Industry estimates suggest that overordering and on-site waste account for a significant share of total concrete wastage on smaller construction projects.
Access and Urban Constraints
Cities create a specific set of problems for concrete delivery that do not exist on greenfield sites. Narrow roads, low bridges, permit restrictions, and tight working windows all add complexity. This is one reason concrete pumping has grown in popularity alongside changes in mixing technology.
A concrete line pump can run pipes along the ground for over 100 metres, reaching locations that a lorry cannot access directly. A boom pump, which uses an extendable arm, can reach over walls or up to first-floor level. Both approaches reduce the need for large vehicles to get close to the pour point, which matters in dense urban areas where space is at a premium.

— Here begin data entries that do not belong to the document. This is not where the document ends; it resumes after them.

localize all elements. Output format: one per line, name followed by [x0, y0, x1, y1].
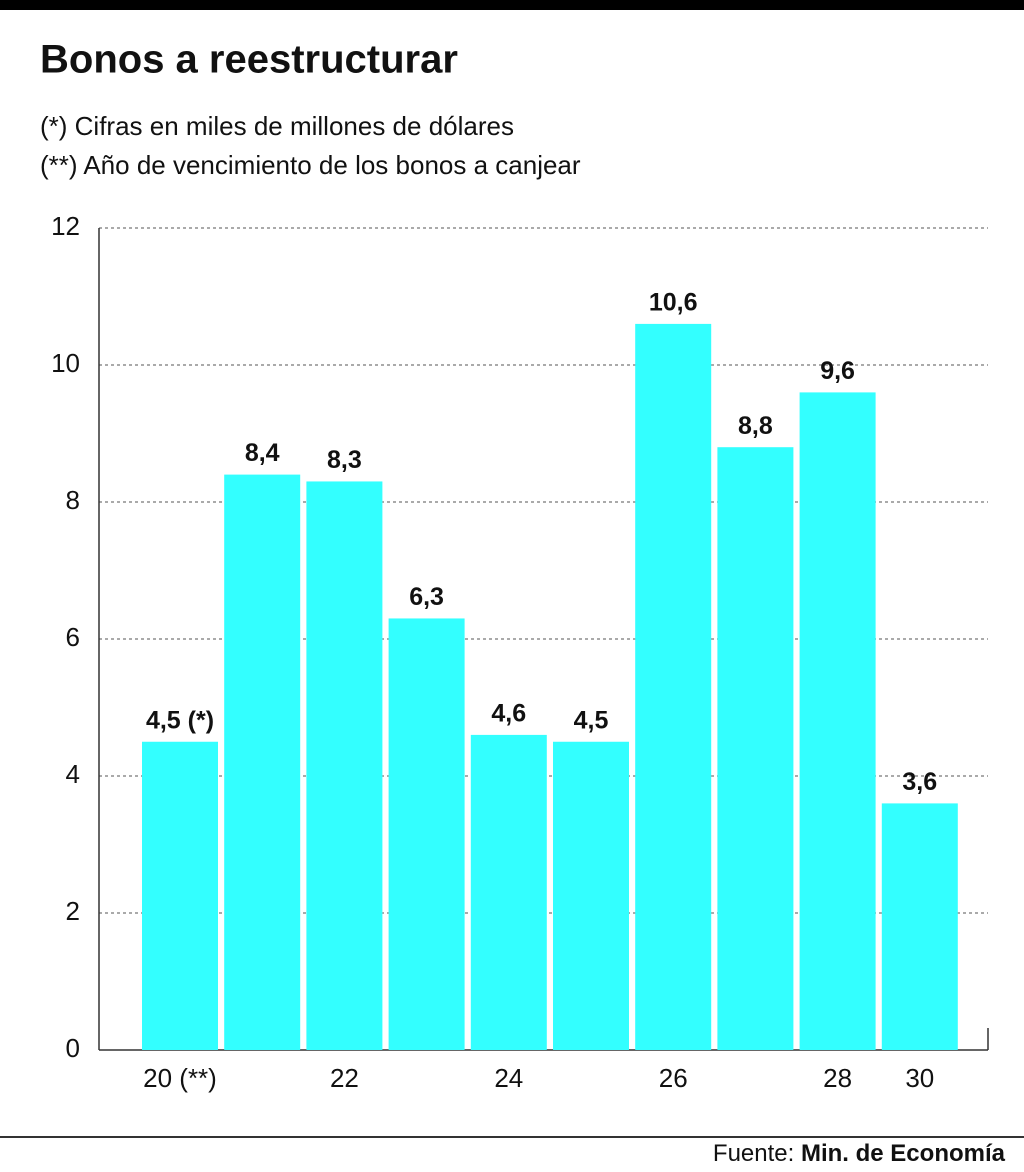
y-tick-label: 8 — [66, 485, 80, 515]
x-tick-label: 26 — [659, 1063, 688, 1093]
bar — [799, 392, 876, 1050]
subtitle: (**) Año de vencimiento de los bonos a c… — [40, 150, 581, 180]
bar — [635, 323, 712, 1050]
x-tick-label: 28 — [823, 1063, 852, 1093]
value-label: 4,5 (*) — [146, 706, 214, 734]
x-tick-label: 24 — [494, 1063, 523, 1093]
value-label: 6,3 — [409, 583, 444, 611]
value-label: 8,4 — [245, 439, 280, 467]
y-tick-label: 12 — [51, 211, 80, 241]
value-label: 3,6 — [902, 768, 937, 796]
y-tick-label: 4 — [66, 759, 80, 789]
x-tick-label: 22 — [330, 1063, 359, 1093]
bar — [224, 474, 301, 1051]
bar — [881, 803, 958, 1050]
bar — [306, 481, 383, 1050]
y-tick-label: 0 — [66, 1033, 80, 1063]
bar — [470, 734, 547, 1050]
bar — [553, 741, 629, 1050]
value-label: 10,6 — [649, 289, 698, 317]
value-label: 9,6 — [820, 357, 855, 385]
bar — [717, 447, 794, 1050]
x-tick-label: 20 (**) — [143, 1063, 217, 1093]
chart-title: Bonos a reestructurar — [40, 38, 458, 82]
y-tick-label: 6 — [66, 622, 80, 652]
x-tick-label: 30 — [905, 1063, 934, 1093]
value-label: 4,5 — [574, 706, 609, 734]
subtitle: (*) Cifras en miles de millones de dólar… — [40, 111, 514, 141]
bar — [388, 618, 465, 1050]
top-bar — [0, 0, 1024, 10]
y-tick-label: 2 — [66, 896, 80, 926]
bar — [142, 741, 218, 1050]
y-tick-label: 10 — [51, 348, 80, 378]
source-name: Min. de Economía — [801, 1140, 1006, 1167]
value-label: 4,6 — [491, 700, 526, 728]
value-label: 8,8 — [738, 412, 773, 440]
value-label: 8,3 — [327, 446, 362, 474]
source-label: Fuente: — [713, 1140, 794, 1167]
source: Fuente: Min. de Economía — [713, 1140, 1006, 1167]
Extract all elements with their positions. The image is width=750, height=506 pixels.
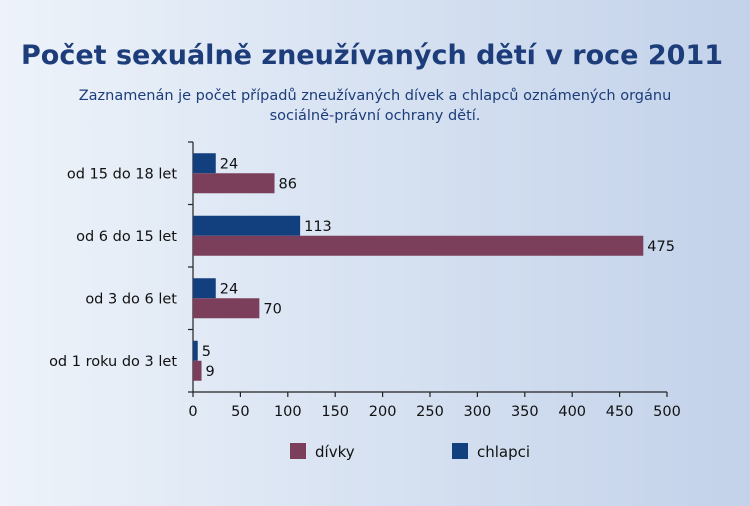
category-label: od 6 do 15 let [76, 229, 177, 245]
plot-area: 0 50 100 150 200 250 300 350 400 450 500 od 15 do 1… [49, 141, 681, 420]
data-label: 70 [263, 301, 281, 317]
chart-subtitle-line-2: sociálně-právní ochrany dětí. [270, 108, 481, 124]
bar-chlapci [193, 153, 216, 174]
x-tick-label: 300 [464, 404, 492, 420]
chart-subtitle-line-1: Zaznamenán je počet případů zneužívaných… [79, 88, 672, 104]
bar-chlapci [193, 215, 301, 236]
data-label: 86 [279, 176, 297, 192]
legend-label-chlapci: chlapci [477, 443, 530, 461]
category-label: od 15 do 18 let [67, 166, 177, 182]
x-tick-label: 450 [606, 404, 634, 420]
bar-dívky [193, 298, 260, 319]
legend-swatch-dívky [290, 443, 306, 459]
x-tick-label: 200 [369, 404, 397, 420]
x-tick-label: 150 [321, 404, 349, 420]
chart-title: Počet sexuálně zneužívaných dětí v roce … [21, 40, 723, 71]
x-tick-label: 100 [274, 404, 302, 420]
bar-dívky [193, 235, 644, 256]
x-tick-label: 250 [416, 404, 444, 420]
bar-chlapci [193, 278, 216, 299]
data-label: 5 [202, 344, 211, 360]
x-tick-label: 500 [653, 404, 681, 420]
data-label: 475 [647, 239, 675, 255]
x-tick-label: 0 [188, 404, 197, 420]
data-label: 113 [304, 219, 332, 235]
category-label: od 1 roku do 3 let [49, 354, 177, 370]
category-label: od 3 do 6 let [85, 291, 177, 307]
x-tick-label: 350 [511, 404, 539, 420]
legend-label-dívky: dívky [315, 443, 355, 461]
x-tick-label: 400 [558, 404, 586, 420]
x-tick-label: 50 [231, 404, 249, 420]
data-label: 24 [220, 281, 238, 297]
bar-dívky [193, 360, 202, 381]
bar-dívky [193, 173, 275, 194]
data-label: 9 [206, 364, 215, 380]
legend-swatch-chlapci [452, 443, 468, 459]
legend: dívky chlapci [290, 443, 530, 461]
data-label: 24 [220, 156, 238, 172]
bar-chlapci [193, 340, 198, 361]
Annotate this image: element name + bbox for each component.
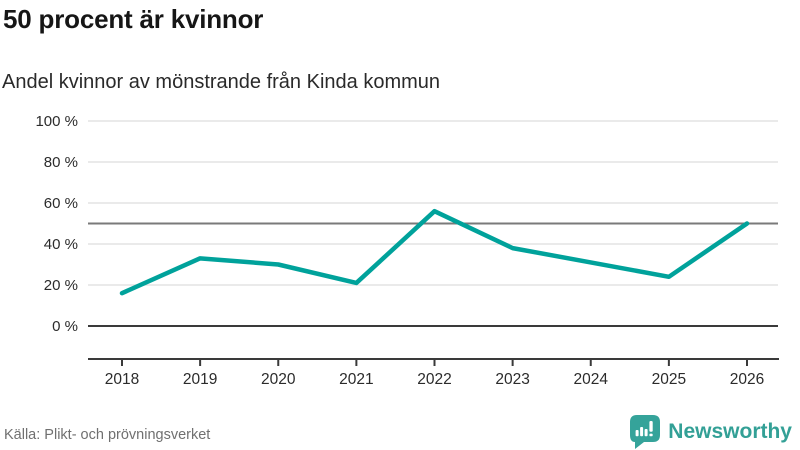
x-tick-label: 2024 bbox=[574, 371, 609, 388]
newsworthy-logo-icon bbox=[630, 415, 661, 449]
x-tick-label: 2018 bbox=[105, 371, 139, 388]
x-tick-label: 2022 bbox=[417, 371, 451, 388]
y-tick-label: 60 % bbox=[44, 195, 78, 212]
x-tick-label: 2021 bbox=[339, 371, 373, 388]
source-text: Källa: Plikt- och prövningsverket bbox=[4, 427, 211, 443]
y-tick-label: 80 % bbox=[44, 154, 78, 171]
y-tick-label: 0 % bbox=[52, 318, 78, 335]
newsworthy-logo-text: Newsworthy bbox=[668, 420, 792, 443]
newsworthy-logo[interactable]: Newsworthy bbox=[630, 415, 792, 449]
y-tick-label: 100 % bbox=[35, 113, 78, 130]
x-tick-label: 2020 bbox=[261, 371, 296, 388]
data-line-andel-kvinnor bbox=[119, 208, 750, 296]
y-tick-label: 20 % bbox=[44, 277, 78, 294]
x-tick-label: 2025 bbox=[652, 371, 686, 388]
chart-subtitle: Andel kvinnor av mönstrande från Kinda k… bbox=[2, 71, 441, 93]
y-tick-label: 40 % bbox=[44, 236, 78, 253]
chart-title: 50 procent är kvinnor bbox=[3, 4, 264, 34]
x-tick-label: 2023 bbox=[495, 371, 529, 388]
x-tick-label: 2026 bbox=[730, 371, 764, 388]
x-tick-label: 2019 bbox=[183, 371, 217, 388]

What Needs to Change at Scale
Technology improvements in delivery and mixing are useful, but they are not a complete answer to concrete’s environmental challenge. The bigger levers are in the material itself. Research into low-carbon cement replacements, such as fly ash, ground granulated blast-furnace slag (GGBS), and calcined clay, is ongoing. Some of these are already used in certain structural mixes.
Building regulations in the UK are gradually tightening the requirements around embodied carbon in new construction. That means the pressure on concrete suppliers and contractors to document and reduce emissions is likely to grow, not shrink.
For now, improvements in how concrete is mixed, delivered, and managed on site represent a practical and accessible step. In a city like London, where the volume of pours is substantial and the logistical challenges are significant, getting those basics right makes a measurable difference.